CGBC researchers have launched a new web app that uses statistical modeling and historical data to help predict building energy consumption. The Gaussian Processes Forecasting Tool allows users to upload data, configure features, train/validate a model and make predictions. For a deeper analysis, the app helps more advanced users to explore the impact of certain inputs on output.
Intended to help designers and planners forecast energy consumption of buildings, the app can use inputted data to produce a simulated total energy graph regression throughout the year to see which features have the highest impact. The data can also be configured for different metrics and accuracy, allowing users to explore patterns of energy consumption.
Building energy simulations often have to deal with uncertainty from input parameters, such as the number of occupants, schedule of occupants and occupant habits, as well as simplifications in modeling, whether physics-based or data-driven. Creating more accurate models can be difficult because no single tool can simulate the whole process and it might require more parameters and hence have more parametric uncertainty.
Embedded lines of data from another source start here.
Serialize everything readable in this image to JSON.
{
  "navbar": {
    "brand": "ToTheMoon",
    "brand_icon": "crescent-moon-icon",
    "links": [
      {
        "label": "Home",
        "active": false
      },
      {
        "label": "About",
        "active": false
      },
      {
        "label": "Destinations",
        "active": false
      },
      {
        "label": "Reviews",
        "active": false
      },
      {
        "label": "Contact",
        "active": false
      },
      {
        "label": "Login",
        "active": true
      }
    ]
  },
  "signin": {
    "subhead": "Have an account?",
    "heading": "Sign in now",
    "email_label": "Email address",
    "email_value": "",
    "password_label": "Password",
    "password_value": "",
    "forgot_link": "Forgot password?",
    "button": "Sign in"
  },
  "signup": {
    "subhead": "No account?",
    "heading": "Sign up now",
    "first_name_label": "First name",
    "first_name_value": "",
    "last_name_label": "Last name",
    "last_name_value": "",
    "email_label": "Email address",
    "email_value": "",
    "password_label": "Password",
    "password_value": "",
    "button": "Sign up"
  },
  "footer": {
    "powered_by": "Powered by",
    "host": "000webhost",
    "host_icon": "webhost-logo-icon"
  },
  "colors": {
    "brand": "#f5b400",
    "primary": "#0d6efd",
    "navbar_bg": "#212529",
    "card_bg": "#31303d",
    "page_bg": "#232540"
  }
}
With their new app, CGBC researchers have created a more accurate system by analyzing historical data to create a baseline to predict uncertainty in modeling of building data.
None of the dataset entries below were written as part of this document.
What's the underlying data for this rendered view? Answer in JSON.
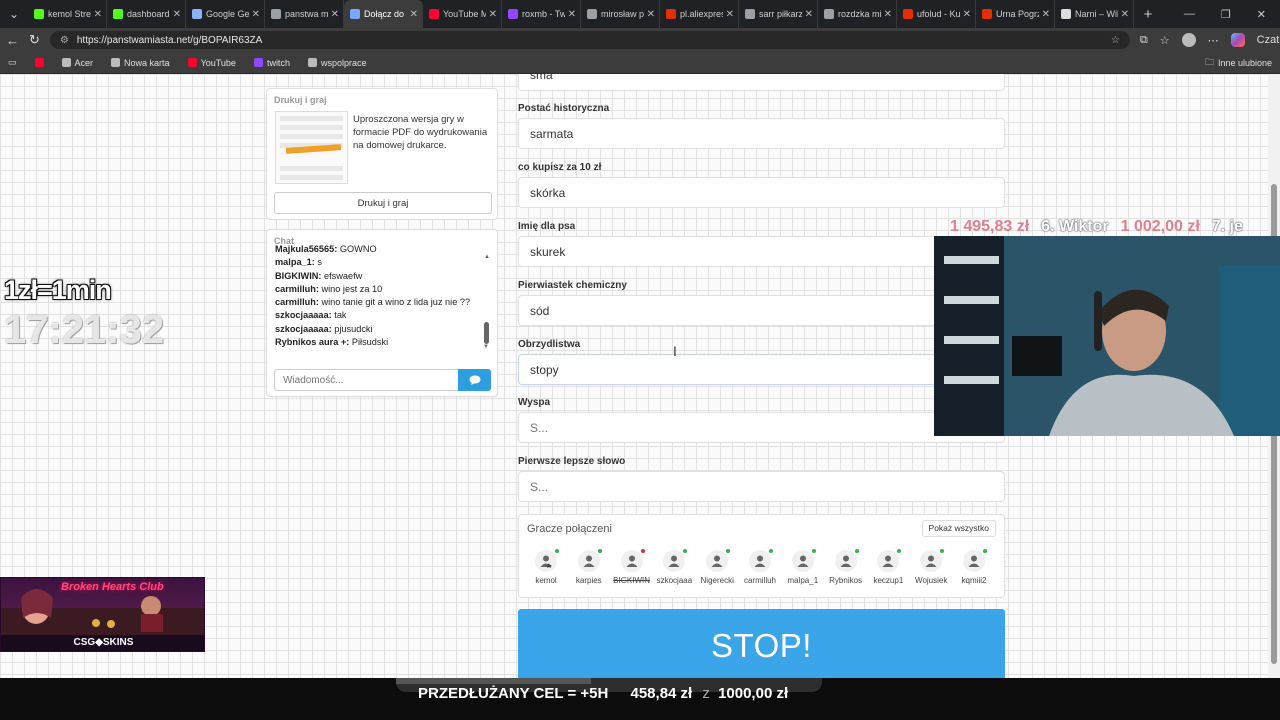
{
  "browser": {
    "tabs": [
      {
        "title": "kemol Strea",
        "color": "#53fc18",
        "active": false
      },
      {
        "title": "dashboard",
        "color": "#53fc18",
        "active": false
      },
      {
        "title": "Google Gem",
        "color": "#8ab4f8",
        "active": false
      },
      {
        "title": "panstwa mi",
        "color": "#9aa0a6",
        "active": false
      },
      {
        "title": "Dołącz do",
        "color": "#7aa7ff",
        "active": true
      },
      {
        "title": "YouTube M",
        "color": "#ff0033",
        "active": false
      },
      {
        "title": "roxmb - Tw",
        "color": "#9146ff",
        "active": false
      },
      {
        "title": "mirosław p",
        "color": "#9aa0a6",
        "active": false
      },
      {
        "title": "pl.aliexpres",
        "color": "#e62e04",
        "active": false
      },
      {
        "title": "sarr piłkarz",
        "color": "#9aa0a6",
        "active": false
      },
      {
        "title": "rozdzka mi",
        "color": "#9aa0a6",
        "active": false
      },
      {
        "title": "ufolud - Ku",
        "color": "#e62e04",
        "active": false
      },
      {
        "title": "Urna Pogrz",
        "color": "#e62e04",
        "active": false
      },
      {
        "title": "Narni – Wik",
        "color": "#dddddd",
        "active": false
      }
    ],
    "url": "https://panstwamiasta.net/g/BOPAIR63ZA",
    "profile_label": "Czat",
    "bookmarks": [
      {
        "label": "Acer",
        "color": "#bbbbbb"
      },
      {
        "label": "Nowa karta",
        "color": "#bbbbbb"
      },
      {
        "label": "YouTube",
        "color": "#ff0033"
      },
      {
        "label": "twitch",
        "color": "#9146ff"
      },
      {
        "label": "wspolprace",
        "color": "#bbbbbb"
      }
    ],
    "bookmarks_other": "Inne ulubione"
  },
  "print_panel": {
    "title": "Drukuj i graj",
    "description": "Uproszczona wersja gry w formacie PDF do wydrukowania na domowej drukarce.",
    "button": "Drukuj i graj"
  },
  "chat": {
    "title": "Chat",
    "messages": [
      {
        "nick": "Majkula56565:",
        "text": "GOWNO"
      },
      {
        "nick": "malpa_1:",
        "text": "s"
      },
      {
        "nick": "BIGKIWIN:",
        "text": "efswaefw"
      },
      {
        "nick": "carmilluh:",
        "text": "wino jest za 10"
      },
      {
        "nick": "carmilluh:",
        "text": "wino tanie git a wino z lida juz nie ??"
      },
      {
        "nick": "szkocjaaaaa:",
        "text": "tak"
      },
      {
        "nick": "szkocjaaaaa:",
        "text": "pjusudcki"
      },
      {
        "nick": "Rybnikos aura +:",
        "text": "Piłsudski"
      }
    ],
    "input_placeholder": "Wiadomość..."
  },
  "form": {
    "top_partial_value": "sma",
    "fields": [
      {
        "label": "Postać historyczna",
        "value": "sarmata",
        "placeholder": ""
      },
      {
        "label": "co kupisz za 10 zł",
        "value": "skórka",
        "placeholder": ""
      },
      {
        "label": "Imię dla psa",
        "value": "skurek",
        "placeholder": ""
      },
      {
        "label": "Pierwiastek chemiczny",
        "value": "sód",
        "placeholder": ""
      },
      {
        "label": "Obrzydlistwa",
        "value": "stopy",
        "placeholder": ""
      },
      {
        "label": "Wyspa",
        "value": "",
        "placeholder": "S..."
      },
      {
        "label": "Pierwsze lepsze słowo",
        "value": "",
        "placeholder": "S..."
      }
    ]
  },
  "players": {
    "title": "Gracze połączeni",
    "show_all": "Pokaż wszystko",
    "list": [
      {
        "name": "kemol",
        "status": "online",
        "host": true
      },
      {
        "name": "karpies",
        "status": "online",
        "host": false
      },
      {
        "name": "BIGKIWIN",
        "status": "offline",
        "host": false
      },
      {
        "name": "szkocjaaa",
        "status": "online",
        "host": false
      },
      {
        "name": "Nigerecki",
        "status": "online",
        "host": false
      },
      {
        "name": "carmilluh",
        "status": "online",
        "host": false
      },
      {
        "name": "malpa_1",
        "status": "online",
        "host": false
      },
      {
        "name": "Rybnikos",
        "status": "online",
        "host": false
      },
      {
        "name": "keczup1",
        "status": "online",
        "host": false
      },
      {
        "name": "Wojusiek",
        "status": "online",
        "host": false
      },
      {
        "name": "kqmiii2",
        "status": "online",
        "host": false
      }
    ]
  },
  "stop_button": "STOP!",
  "stream": {
    "rate": "1zł=1min",
    "timer": "17:21:32",
    "leaderboard": [
      {
        "amount": "1 495,83 zł",
        "name": "6. Wiktor"
      },
      {
        "amount": "1 002,00 zł",
        "name": "7. je"
      }
    ],
    "promo_title": "Broken Hearts Club",
    "promo_brand": "CSG◆SKINS",
    "goal_label": "PRZEDŁUŻANY CEL = +5H",
    "goal_current": "458,84 zł",
    "goal_sep": "z",
    "goal_target": "1000,00 zł",
    "goal_fraction": 0.4588
  }
}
Existing tools normalize energy consumption by weather using simple regression methods, while the center utilizes machine learning with the Gaussian process which requires fewer training data points and higher prediction accuracy compared to other machine learning techniques. Additionally, it can evaluate the impact of system control parameters on energy consumption for potential optimization. While it was designed for use with a time-series plot, the app is flexible and can be used to analyze a range of data, such as stock market analysis, power generation and even health changes.